この辺りにある村に行こうとしてたんだけど…迷子になっちゃった」
手に持ったしわしわの地図を一瞥し、イオは困ったように笑ってみせる。
「へぇ…あんた旅人なんだ。
この辺りの村って…ナギア村のこと?」
少女の問いに、はっとしたイオは地図を広げて見てみる…。
慣れない手付きで地図を追えば、ナギアの文字が目についた。
イオの表情がぱっと明るくなる。
「そうそうっ、ナギア村。
私、そこに行きたいんだ」
イオは地図を少女に見せ、ナギアを指差した。
「そっか。なら丁度よかった。
あたしもナギアに行きたかったんだ。よかったら一緒に行く?」
「行きますっ」
イオはもちろん即答だった。
まさかこんなに都合のいいことがあるなんて…。
そのときふとイオの頭に浮かんだのはあの青いネックレス。
“私のこと助けてくれたの…?”
青い小さな宝石は、光を集めて遠慮がちに煌めく。
「あ、そういやまだ自己紹介してなかったね。
あたしはレオナ。
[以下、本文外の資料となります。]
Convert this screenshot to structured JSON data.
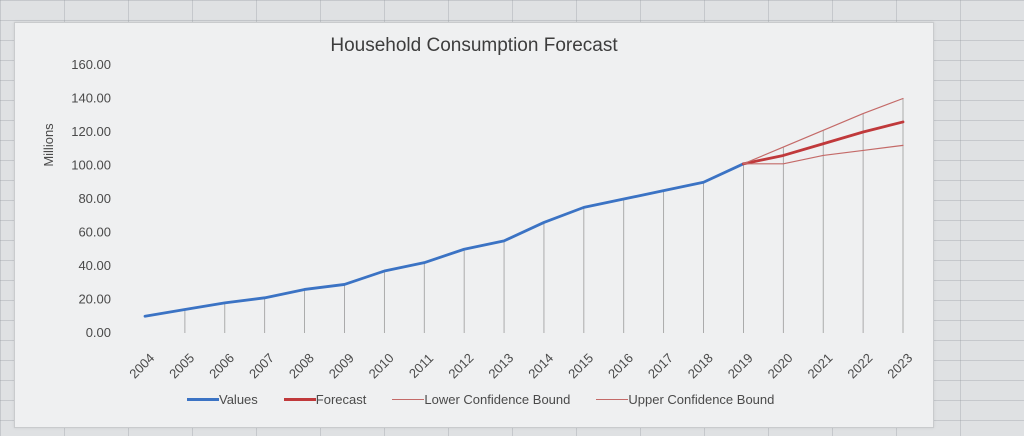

旅人だよ」
派手な金髪の少女、レオナ。
黒いレザージャケットを羽織り、ショートパンツに黒いブーツを合わせたレオナは、イオの目に格好よく映る。
「レオナ、ボーイッシュで格好いいねー。
私はイオ。よろしくね」
「ああイオ、よろしく」
レオナは、屈託のない笑顔を見せるイオに海の青をした瞳を細め笑った。